Check the output of module show totalview or module help totalview to get more information on the amount of licenses available.
A full documentation is available in the installation path on the cluster. To open it:
$ evince ${TOTALVIEW_ROOT}/doc/pdf/TotalView_User_Guide.pdf
Pdb Python debugger
pdb is a built-in Python debugger that aids in inspecting your code, setting breakpoints, and understanding program flow.
First of all, load python3 module:
$ module load python3
To start pdb when running your script, use the python command -m pdb option:
$ python3 -m pdb monte_carlo_pi.py
> monte_carlo_pi.py(1)<module>()
-> import random
(Pdb) ...
A prompt is opened, use help command:
(Pdb) help
Documented commands (type help <topic>):
========================================
EOF c d h list q rv undisplay
a cl debug help ll quit s unt
alias clear disable ignore longlist r source until
args commands display interact n restart step up
b condition down j next return tbreak w
break cont enable jump p retval u whatis
bt continue exit l pp run unalias where
Use help <topic> for more information about any command:
(Pdb) help a
a(rgs)
Print the argument list of the current function.
Use a breakpoint (break <file>:<line>) to stop the code when a file line is reached:
(Pdb) break monte_carlo_pi.py:10
Breakpoint 1 at monte_carlo_pi.py:10
(Pdb) continue
> monte_carlo_pi.py(10)estimate_pi()
-> distance = x**2 + y**2
Use list . command to list the current code:
(Pdb) list .
3 def estimate_pi(num_points):
4 points_in_circle = 0
5
6 for _ in range(num_points):
7 x = random.uniform(0, 1)
8 y = random.uniform(0, 1)
9
10 B-> distance = x**2 + y**2
11 if distance <= 1:
12 points_in_circle += 1
13
14 return 4 * points_in_circle / num_points
Note the B for Breakpoint and -> indicates the current line.
Pdb is able to print values with p or pp commands:
(Pdb) p distance
*** NameError: name 'distance' is not defined
If you are looking for any local variable, use locals() function:
(Pdb) locals()
{'num_points': 10000000, 'points_in_circle': 0, '_': 0, 'x': 0.2584912119080409, 'y': 0.6628071583040221}
Note there is a equivalent for globals() but could be very long.
With the next command, execute the code line per line:
(Pdb) next
> /ccc/work/cont000/asplus/cotte/cProfile/monte_carlo_pi.py(11)estimate_pi()
-> if distance <= 1:
(Pdb) p distance
0.5061310357327408
(Pdb) ll
3 def estimate_pi(num_points):
4 points_in_circle = 0
5
6 for _ in range(num_points):
7 x = random.uniform(0, 1)
8 y = random.uniform(0, 1)
9
10 B distance = x**2 + y**2
11 -> if distance <= 1:
12 points_in_circle += 1
13
14 return 4 * points_in_circle / num_points
Note the -> has moved and distance is defined now.
Here are the main usefull commands:
Command | Description |
---|---|
b(reak) | Set a breakpoint at specified line number or function, with an optional condition. |
c(ont) | Continue execution, only stop when a breakpoint is encountered. |
l(ist) | Displays 11 lines around the current line (l .) or continue the previous listing. |
ll | List the whole source code for the current function or frame. |
p / pp | Evaluate and print the expression in Python syntax.

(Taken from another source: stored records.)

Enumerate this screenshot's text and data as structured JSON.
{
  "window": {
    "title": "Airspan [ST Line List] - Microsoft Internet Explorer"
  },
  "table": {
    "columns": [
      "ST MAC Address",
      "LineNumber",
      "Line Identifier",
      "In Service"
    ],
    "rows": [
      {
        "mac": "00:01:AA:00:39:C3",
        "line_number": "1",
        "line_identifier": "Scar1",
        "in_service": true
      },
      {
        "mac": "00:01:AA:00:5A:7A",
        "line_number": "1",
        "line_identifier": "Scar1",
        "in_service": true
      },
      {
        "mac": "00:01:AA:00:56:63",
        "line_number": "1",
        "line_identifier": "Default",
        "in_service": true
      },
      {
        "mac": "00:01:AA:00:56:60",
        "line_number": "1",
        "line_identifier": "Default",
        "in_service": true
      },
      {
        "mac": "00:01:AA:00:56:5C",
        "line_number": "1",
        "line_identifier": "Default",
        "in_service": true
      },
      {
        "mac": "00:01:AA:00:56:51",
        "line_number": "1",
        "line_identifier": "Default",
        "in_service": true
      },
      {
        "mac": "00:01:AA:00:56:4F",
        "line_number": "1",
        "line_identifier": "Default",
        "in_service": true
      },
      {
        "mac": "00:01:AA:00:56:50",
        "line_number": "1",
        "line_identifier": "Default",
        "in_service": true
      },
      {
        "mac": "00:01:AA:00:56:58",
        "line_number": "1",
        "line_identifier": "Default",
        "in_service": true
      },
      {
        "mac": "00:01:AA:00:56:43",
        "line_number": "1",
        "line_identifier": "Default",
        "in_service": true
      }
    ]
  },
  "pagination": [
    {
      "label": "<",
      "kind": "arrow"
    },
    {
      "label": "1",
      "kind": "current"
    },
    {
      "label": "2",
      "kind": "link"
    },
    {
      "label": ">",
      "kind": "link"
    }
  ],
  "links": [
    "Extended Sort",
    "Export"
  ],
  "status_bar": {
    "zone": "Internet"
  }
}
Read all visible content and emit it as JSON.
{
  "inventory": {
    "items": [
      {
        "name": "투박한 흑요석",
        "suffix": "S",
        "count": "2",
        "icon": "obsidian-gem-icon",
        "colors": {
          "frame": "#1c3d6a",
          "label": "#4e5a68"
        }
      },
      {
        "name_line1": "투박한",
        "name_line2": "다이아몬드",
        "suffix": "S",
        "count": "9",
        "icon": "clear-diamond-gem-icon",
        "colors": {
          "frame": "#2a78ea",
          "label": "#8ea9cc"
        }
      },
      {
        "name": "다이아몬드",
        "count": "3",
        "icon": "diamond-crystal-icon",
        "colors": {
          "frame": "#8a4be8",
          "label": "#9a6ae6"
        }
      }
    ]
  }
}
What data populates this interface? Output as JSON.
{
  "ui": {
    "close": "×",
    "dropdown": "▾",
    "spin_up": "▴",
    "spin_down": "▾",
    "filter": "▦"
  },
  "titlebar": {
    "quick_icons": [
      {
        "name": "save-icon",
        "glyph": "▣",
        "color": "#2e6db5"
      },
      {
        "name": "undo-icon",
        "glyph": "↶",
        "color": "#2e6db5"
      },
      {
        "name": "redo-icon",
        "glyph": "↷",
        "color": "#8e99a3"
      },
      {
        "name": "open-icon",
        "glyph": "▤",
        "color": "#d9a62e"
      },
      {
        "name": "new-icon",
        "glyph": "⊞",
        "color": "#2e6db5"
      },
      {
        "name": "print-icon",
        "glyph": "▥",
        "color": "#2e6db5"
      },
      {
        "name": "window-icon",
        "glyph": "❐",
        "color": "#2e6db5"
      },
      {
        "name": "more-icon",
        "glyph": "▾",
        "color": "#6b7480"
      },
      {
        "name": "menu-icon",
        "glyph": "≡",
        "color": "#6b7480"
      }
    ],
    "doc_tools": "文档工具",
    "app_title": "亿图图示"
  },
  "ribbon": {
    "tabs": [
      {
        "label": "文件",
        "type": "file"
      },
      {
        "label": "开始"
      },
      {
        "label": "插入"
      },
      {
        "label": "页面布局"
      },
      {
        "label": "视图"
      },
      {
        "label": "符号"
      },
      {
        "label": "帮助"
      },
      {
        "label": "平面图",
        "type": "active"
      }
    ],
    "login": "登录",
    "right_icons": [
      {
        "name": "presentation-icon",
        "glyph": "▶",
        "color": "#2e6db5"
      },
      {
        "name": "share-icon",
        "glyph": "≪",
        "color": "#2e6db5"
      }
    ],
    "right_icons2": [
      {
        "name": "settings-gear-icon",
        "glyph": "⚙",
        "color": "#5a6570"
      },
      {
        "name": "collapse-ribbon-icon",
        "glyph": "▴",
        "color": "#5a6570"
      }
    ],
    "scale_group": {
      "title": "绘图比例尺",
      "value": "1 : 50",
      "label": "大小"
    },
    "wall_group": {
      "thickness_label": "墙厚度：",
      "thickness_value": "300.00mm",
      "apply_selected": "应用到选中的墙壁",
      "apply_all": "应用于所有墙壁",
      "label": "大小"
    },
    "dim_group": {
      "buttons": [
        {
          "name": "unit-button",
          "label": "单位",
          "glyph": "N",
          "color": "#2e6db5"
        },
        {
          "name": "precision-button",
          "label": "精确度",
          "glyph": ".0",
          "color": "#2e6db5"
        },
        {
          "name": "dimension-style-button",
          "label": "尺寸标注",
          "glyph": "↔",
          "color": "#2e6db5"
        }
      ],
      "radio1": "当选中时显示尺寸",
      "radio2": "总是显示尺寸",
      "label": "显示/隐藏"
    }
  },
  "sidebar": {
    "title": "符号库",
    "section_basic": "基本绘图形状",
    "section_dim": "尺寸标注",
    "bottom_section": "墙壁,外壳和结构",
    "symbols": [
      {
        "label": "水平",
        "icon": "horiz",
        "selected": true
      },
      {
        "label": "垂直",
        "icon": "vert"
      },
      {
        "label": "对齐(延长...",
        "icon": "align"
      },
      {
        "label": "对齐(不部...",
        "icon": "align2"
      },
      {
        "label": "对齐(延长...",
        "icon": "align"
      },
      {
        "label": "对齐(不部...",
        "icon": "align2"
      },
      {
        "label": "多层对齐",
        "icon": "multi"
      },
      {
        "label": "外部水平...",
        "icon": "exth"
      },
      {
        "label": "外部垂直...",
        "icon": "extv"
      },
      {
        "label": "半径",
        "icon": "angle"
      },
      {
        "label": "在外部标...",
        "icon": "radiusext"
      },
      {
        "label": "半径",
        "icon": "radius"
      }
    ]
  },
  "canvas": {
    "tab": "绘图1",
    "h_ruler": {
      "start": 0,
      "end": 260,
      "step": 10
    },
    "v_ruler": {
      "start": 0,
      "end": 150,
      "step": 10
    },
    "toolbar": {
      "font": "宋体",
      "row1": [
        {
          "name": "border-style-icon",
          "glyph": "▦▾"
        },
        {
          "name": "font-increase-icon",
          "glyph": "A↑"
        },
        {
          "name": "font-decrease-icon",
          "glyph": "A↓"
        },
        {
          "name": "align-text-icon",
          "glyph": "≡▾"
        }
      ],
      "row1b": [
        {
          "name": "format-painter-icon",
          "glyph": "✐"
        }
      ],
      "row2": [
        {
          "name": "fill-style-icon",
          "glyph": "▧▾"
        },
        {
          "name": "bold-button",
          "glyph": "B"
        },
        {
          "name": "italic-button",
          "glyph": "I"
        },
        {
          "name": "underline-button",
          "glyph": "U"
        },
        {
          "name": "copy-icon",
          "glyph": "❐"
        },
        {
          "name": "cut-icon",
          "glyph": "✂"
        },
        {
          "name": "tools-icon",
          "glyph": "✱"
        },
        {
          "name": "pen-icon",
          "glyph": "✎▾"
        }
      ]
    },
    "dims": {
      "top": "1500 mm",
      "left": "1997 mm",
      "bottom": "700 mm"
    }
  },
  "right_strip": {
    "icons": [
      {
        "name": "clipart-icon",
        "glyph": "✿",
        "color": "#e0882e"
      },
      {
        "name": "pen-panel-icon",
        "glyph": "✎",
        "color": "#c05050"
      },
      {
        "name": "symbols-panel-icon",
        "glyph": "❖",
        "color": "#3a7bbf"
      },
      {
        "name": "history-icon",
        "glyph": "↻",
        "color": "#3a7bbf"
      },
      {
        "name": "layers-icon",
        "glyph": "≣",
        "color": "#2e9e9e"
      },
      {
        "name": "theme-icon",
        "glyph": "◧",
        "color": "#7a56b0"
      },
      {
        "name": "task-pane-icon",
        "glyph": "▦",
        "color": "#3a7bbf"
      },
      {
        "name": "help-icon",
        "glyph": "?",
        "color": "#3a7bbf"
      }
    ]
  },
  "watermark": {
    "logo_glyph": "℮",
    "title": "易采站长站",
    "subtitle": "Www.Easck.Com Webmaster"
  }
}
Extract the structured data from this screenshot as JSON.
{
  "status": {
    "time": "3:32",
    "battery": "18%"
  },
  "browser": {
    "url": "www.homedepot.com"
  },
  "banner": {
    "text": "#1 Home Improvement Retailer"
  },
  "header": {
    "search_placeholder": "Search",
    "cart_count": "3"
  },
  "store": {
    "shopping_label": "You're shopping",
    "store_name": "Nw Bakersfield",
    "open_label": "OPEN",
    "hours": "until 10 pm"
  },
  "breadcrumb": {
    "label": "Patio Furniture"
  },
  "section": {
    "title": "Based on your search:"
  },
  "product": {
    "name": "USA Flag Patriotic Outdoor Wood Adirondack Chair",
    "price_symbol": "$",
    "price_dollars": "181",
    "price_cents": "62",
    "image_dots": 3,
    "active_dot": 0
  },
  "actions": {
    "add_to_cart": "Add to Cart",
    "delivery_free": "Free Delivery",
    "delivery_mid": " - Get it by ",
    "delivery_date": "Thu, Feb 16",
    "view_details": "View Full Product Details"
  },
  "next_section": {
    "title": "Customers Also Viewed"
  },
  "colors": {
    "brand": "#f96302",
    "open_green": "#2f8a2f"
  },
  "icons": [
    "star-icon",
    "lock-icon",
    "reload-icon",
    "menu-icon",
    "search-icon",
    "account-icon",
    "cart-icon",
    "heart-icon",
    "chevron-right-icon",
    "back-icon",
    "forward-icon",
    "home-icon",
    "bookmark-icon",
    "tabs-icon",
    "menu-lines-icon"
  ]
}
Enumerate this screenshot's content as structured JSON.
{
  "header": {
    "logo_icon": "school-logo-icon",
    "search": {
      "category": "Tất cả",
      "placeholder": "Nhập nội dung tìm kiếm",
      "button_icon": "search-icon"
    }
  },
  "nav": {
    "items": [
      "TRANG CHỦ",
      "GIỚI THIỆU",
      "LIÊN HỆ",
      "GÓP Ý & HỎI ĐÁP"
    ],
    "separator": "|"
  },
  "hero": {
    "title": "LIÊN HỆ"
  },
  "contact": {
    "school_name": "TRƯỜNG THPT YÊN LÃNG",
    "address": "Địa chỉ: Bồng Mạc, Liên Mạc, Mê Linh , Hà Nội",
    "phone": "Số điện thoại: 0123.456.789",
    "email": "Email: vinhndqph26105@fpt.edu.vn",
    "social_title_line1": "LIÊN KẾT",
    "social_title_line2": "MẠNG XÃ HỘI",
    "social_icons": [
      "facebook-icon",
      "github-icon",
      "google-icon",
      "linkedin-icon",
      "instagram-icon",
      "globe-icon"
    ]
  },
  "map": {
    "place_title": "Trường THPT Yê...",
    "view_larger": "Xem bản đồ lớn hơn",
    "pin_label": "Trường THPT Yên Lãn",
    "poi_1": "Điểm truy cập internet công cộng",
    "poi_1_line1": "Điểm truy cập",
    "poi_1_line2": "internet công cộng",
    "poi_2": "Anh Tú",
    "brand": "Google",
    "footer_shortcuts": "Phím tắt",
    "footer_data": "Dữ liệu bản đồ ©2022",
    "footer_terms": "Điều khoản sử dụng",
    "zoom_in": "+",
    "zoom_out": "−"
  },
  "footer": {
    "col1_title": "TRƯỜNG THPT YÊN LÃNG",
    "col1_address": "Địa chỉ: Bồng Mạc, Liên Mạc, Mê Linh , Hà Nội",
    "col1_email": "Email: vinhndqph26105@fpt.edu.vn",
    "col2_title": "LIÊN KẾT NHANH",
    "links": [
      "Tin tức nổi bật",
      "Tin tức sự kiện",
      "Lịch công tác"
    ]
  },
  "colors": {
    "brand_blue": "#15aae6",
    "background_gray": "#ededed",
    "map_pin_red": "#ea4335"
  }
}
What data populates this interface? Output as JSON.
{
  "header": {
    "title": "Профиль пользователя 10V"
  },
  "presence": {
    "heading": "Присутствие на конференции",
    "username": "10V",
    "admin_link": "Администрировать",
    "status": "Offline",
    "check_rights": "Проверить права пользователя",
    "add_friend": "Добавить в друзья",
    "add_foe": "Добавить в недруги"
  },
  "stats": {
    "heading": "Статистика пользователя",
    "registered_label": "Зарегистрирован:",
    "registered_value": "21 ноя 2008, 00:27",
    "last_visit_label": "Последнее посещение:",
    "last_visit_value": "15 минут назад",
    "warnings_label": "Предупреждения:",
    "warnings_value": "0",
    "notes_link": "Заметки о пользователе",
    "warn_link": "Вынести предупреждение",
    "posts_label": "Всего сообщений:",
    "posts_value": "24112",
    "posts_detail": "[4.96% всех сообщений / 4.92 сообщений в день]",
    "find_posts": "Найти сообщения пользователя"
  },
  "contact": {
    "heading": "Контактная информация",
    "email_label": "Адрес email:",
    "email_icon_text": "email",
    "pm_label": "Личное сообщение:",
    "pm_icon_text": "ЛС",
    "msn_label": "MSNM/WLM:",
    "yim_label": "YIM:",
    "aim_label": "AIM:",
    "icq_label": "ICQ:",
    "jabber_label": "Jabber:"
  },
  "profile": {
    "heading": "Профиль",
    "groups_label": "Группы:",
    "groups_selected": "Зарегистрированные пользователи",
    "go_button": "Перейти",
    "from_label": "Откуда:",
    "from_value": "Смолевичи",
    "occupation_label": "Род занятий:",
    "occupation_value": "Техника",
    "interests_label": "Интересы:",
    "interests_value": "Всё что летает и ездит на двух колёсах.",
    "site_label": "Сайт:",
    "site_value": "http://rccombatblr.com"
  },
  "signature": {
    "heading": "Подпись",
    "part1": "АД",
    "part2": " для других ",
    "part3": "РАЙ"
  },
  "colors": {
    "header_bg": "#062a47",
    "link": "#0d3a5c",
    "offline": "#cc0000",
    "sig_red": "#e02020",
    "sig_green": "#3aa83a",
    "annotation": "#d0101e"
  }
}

Use pp for tables/structures. |
locals() | Return a dictionary of the current namespace. |
globals() | Return a dictionary of the current global namespace. |
s(tep) | Execute the current line, stop at the first possible occasion. |
n(ext) | Continue execution until the next line in the current function is reached or it returns. |
r(eturn) | Continue execution until the current function returns. |
q(uit) | Quit from the debugger. |
For more information, please refer to the official Python documentation.
Other tools
Valgrind Memcheck
Valgrind is an instrumentation framework for dynamic analysis tools. It comes with a set of tools for profiling and debugging.
Memcheck is a memory error detector. It is the default use of Valgrind so any call to valgrind is equivalent to calling
$ valgrind --tools=memcheck
To check your code with Valgrind, just call valgrind before the program :
$ module load valgrind
$ valgrind ./test
To run MPI programs under Valgrind, use the available library “libmpiwrap” to filter false positives on MPI functions. It is available through the VALGRIND_PRELOAD
environment variable. It is also possible to specify the output file and to force Valgrind to output one file per process (with --log-file
).
#!/bin/bash
#MSUB -n 32
#MSUB -T 1800
#MSUB -q <partition>
#MSUB -A <project>
module load valgrind
export LD_PRELOAD=${VALGRIND_PRELOAD}
ccc_mprun valgrind --log-file=valgrind_%q{SLURM_JOBID}_%q{SLURM_PROCID} ./test
Here is the kind of output Valgrind returns :
==22860== Invalid write of size 4
==22860== at 0x4005DD: func1 (test1.c:12)
==22860== by 0x40061E: main (test1.c:20)
==22860== Address 0x4c11068 is 0 bytes after a block of size 40 alloc'd
==22860== at 0x4A05FDE: malloc (vg_replace_malloc.c:236)
==22860== by 0x4005B0: func1(test1.c:9)
==22860== by 0x40061E: main (test1.c:20)